1596 - 1674
Judah and Tamar
This painting is a typical work by Leonard Bramer. It was probably during the 8 years he spent in Rome that Bramer encountered painting on stone, coming into contact with artists from Verona, such as Alessandro Turchi, who were producing small-scale works on slate in the Eternal city at this time.
In the catalogue of the 2022 exhibition Paintings on Stone: Science and the Sacred 1530‑1580, Judy Mann (p. 126 and fn. 6) records that over 50 small paintings on slate have been attributed to Bramer, most of which are genre scenes or biblical themes. The subject of the present work is not immediately apparent: it may simply be a group of people gathered around a fire, but the turbaned man on the far left who is seemingly being offered something by the figure in green may refer to some as-yet unidentified biblical scene. Alternatively, it may depict a scene with brigands ambushing the turbaned male, his hands raised in surrender. Such subjects were popular with the Dutch artist Pieter van Laer, who arrived in Rome in 1625, as well as the northern followers of Caravaggio.
Many of Bramer’s works on slate are night scenes in which the artist explores the play of reflected light from a source within the painting. In the present work, the campfire plays this role, its rays selectively catching and defining the most important elements of the composition. In this regard, it recalls the atmospheric nocturnal scenes of the Bassano family in the north of Italy. Of particular note here is the rendering of the figure behind the fire, her left leg reflecting the heat of the flames while her back is faintly described through the rising smoke. Our work can be compared to other paintings by Bramer on slate, among them Adoration of the Magi (Gallerie Fiorentine, Florence, inv. no. 830), Herdsmen by a fire (Kremer Collection) and Shepherds near a campfire (ex-Finarte, Milan, 17 December 1987, lot 34), all reproduced in the exhibition catalogue 'Leonaert Bramer 1596‑1674: Ingenious Painter and Draughtsman in Rome and Delft' (Zwolle, 1994, respectively nos. 8, 13 and 13b). The brushwork used to paint the horse in the Adoration scene is particularly close to the white steed in the present picture.
The book of Genesis, (the first book both of the Hebrew Bible and the Christian Old Testament), tells the story of Judah and Tamar. Tamar was married to Er, the eldest son of Judah. God killed Er for not wanting to produce any children. According to Levirate Law, if a man died and his wife had not yet had a child by him, she could demand that his brother marry her and give her a child, who would inherit the name and property of her dead husband. Onan, the second boy in Judah's blood line, duly married his sister-in-law, but refused to fulfil his obligation to produce an heir for his brother. In punishment for this, God killed him too.
Judah, now fearful of losing his third and last son, Shelah, claimed that the boy was still too young to marry and instead abolished his daughter-in-law to her family in Canaan. even when Shelah was old enough for marriage, they omitted to send for Tamar. Thus thwarted and childless, Tamar took matters into her own hand, disguised herself as a prostitute and offered herself to her newly widowed father-in law. Judah willingly accepted and even ceased his most important assets, his staff, cord and seal, to the mysterious veiled woman as pledge that he would marry her.
Three months later, word reached the unsuspecting Judah that his daughter-in-law had become pregnant out of wedlock. Enraged, he ordered her to be burned to death for her promiscuity. However, at the crucial moment Tamar, producing the pledges, announced that she was "pregnant by the man to whom these items belong".

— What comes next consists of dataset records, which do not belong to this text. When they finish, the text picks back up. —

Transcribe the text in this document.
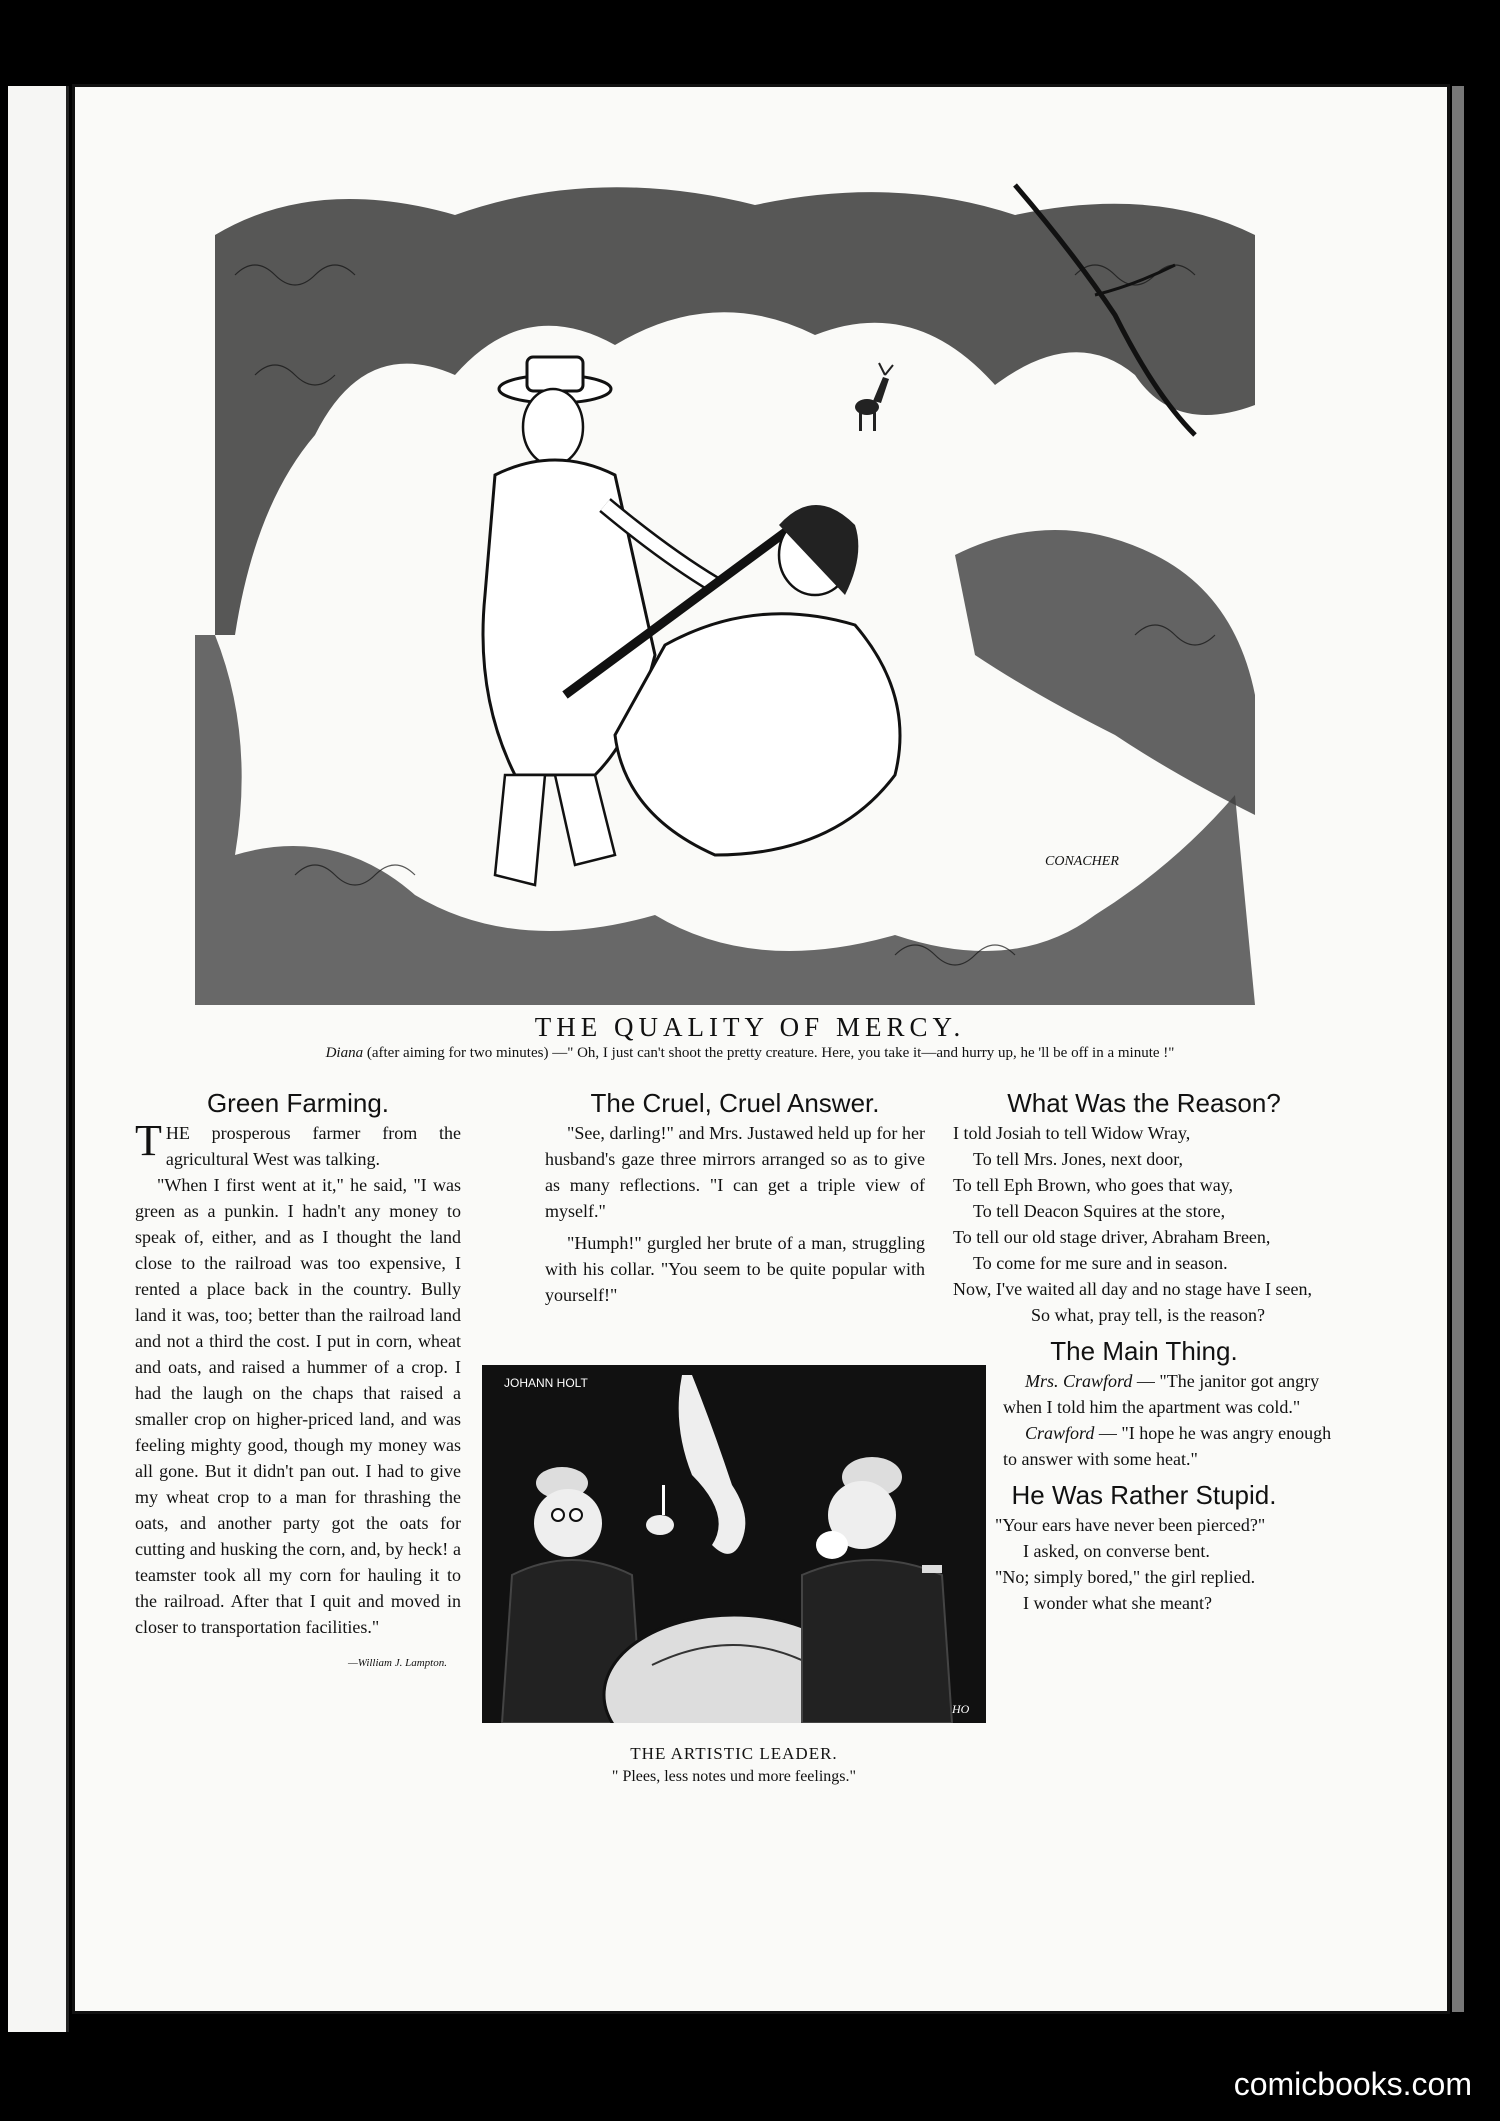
CONACHER
THE QUALITY OF MERCY.
Diana (after aiming for two minutes) —" Oh, I just can't shoot the pretty creature. Here, you take it—and hurry up, he 'll be off in a minute !"
Green Farming.

THE prosperous farmer from the agricultural West was talking.

"When I first went at it," he said, "I was green as a punkin. I hadn't any money to speak of, either, and as I thought the land close to the railroad was too expensive, I rented a place back in the country. Bully land it was, too; better than the railroad land and not a third the cost. I put in corn, wheat and oats, and raised a hummer of a crop. I had the laugh on the chaps that raised a smaller crop on higher-priced land, and was feeling mighty good, though my money was all gone. But it didn't pan out. I had to give my wheat crop to a man for thrashing the oats, and another party got the oats for cutting and husking the corn, and, by heck! a teamster took all my corn for hauling it to the railroad. After that I quit and moved in closer to transportation facilities."

—William J. Lampton.
The Cruel, Cruel Answer.

"See, darling!" and Mrs. Justawed held up for her husband's gaze three mirrors arranged so as to give as many reflections. "I can get a triple view of myself."

"Humph!" gurgled her brute of a man, struggling with his collar. "You seem to be quite popular with yourself!"

JOHANN HOLT
HO
THE ARTISTIC LEADER.
" Plees, less notes und more feelings."
What Was the Reason?

I told Josiah to tell Widow Wray,

To tell Mrs. Jones, next door,

To tell Eph Brown, who goes that way,

To tell Deacon Squires at the store,

To tell our old stage driver, Abraham Breen,

To come for me sure and in season.

Now, I've waited all day and no stage have I seen,

So what, pray tell, is the reason?

The Main Thing.

Mrs. Crawford — "The janitor got angry when I told him the apartment was cold."

Crawford — "I hope he was angry enough to answer with some heat."

He Was Rather Stupid.

"Your ears have never been pierced?"

I asked, on converse bent.

"No; simply bored," the girl replied.

I wonder what she meant?

comicbooks.com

In his highly creative and ingeniously concise depiction, Bramer has used continual representation to include several stages of the story while, interestingly, still allowing the figures to react to events across time and space. From right to left, we see: 1. Tamar arriving on horseback from Canaan for her execution; 2. Tamar stripped naked and standing by the fire, her garments lying in a pile in the foreground; 3. Tamar (now dressed) showing the cord, seal and staff to Judah, who recoils in horror at the realisation of his involvement. By the side of Tamar is a young man, possibly the youngest son Shelah, whom Judah did not want her to marry.
Schuler Auktionen, Zurich, 7 May 2001, lot 5159.
Galerie Canesso, Paris.
An important Swedish private collection, acquired from the above in December 2001.